How is this possible!

Ten years and tens of thousands of dollars and none of the professional therapists had bothered to read the latest science? It was incomprehensible, almost unbelievable. I thought I must not understand something about my daughter’s case. I was just beginning my research after all and the people treating her had years of education. That’s what I assumed. But then I read a blog by Tom Insel. It was his last blog as President of the National Institute for Mental Health. Talking to the mental health professionals, he stated: “We can save lives, many lives, simply by closing the unconscionable gap between what we know and what we do.”

After reading this statement and the blog post it came from, I wondered (and later confirmed) that maybe I had been right about my daughter receiving poor treatments. But what I found to be the case was even more horrifying. According to the research, it was not just my daughter who was receiving bad treatments, but also the vast majority of mentally ill patients.

It was almost too large to comprehend. I reeled with the awakening, like I had risen from a deep sleep in the middle of the day. It was not some conspiracy theory. All the science and the very top leaders of the United States Institute for Mental Health were saying it. The message was clear: in America, most of the time we deliver disproven or outdated treatments to mentally ill patients. It is simply wrong—“unconscionable” as Tom Insel put it.

And so I decided to do something about this unconscionable gap between therapy and research.

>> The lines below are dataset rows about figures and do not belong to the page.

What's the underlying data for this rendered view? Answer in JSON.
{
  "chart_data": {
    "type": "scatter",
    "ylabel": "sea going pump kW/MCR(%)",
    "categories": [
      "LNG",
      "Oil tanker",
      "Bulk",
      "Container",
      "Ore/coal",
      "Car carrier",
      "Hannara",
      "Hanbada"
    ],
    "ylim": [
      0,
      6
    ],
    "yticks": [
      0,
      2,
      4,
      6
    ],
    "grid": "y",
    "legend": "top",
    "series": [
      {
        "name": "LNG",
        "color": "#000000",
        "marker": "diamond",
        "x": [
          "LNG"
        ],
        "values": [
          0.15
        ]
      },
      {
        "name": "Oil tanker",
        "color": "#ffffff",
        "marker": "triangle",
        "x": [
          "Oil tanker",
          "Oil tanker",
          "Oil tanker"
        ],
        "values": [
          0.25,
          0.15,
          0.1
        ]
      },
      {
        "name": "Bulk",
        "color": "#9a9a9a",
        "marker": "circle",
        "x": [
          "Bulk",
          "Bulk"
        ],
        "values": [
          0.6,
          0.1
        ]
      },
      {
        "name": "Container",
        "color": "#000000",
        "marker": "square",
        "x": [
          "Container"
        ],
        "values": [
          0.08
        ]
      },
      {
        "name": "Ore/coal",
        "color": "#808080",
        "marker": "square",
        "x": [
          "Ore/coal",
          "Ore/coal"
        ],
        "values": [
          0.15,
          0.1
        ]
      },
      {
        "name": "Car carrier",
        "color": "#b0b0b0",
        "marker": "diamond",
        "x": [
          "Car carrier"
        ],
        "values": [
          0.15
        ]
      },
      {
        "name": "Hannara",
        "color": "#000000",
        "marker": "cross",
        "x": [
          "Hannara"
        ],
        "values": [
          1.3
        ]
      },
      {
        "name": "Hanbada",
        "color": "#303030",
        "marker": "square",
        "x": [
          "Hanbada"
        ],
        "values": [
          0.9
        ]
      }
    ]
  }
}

For 15 months I crisscrossed the nation interviewing top professionals, individuals with a variety of mental illnesses, and families who had children with mental illnesses. Working with professional filmmakers, we made a documentary identifying the root causes for the gap between research and practice and why practitioners are so hesitant to include family in treatment.

The outcome of these interviews is the documentary Going Sane: The Insanity of Mental Health Care In America and is found at Goingsane.org. If you are struggling to understand why the mental health field is failing your child, this will not only explain many of the problems you face but also help you overcome them.

Parents cannot assume the therapies their children receive are up to date. It’s shocking, it’s discouraging, it’s almost unbelievable. But it’s true. And the most obvious example is that most therapists exclude family from therapy sessions even though family involvement has been proven again and again to be crucial to successfully treating most mental illness.

So if you’re left in the waiting room while your child goes off to see a therapist, that’s a big red flag. Watch Going Sane to understand why families continue to be excluded from treatment and why they need to get involved. It will change how you approach treatment, empower you to get better treatment, and give you hope for the future. I know, because I’ve been there."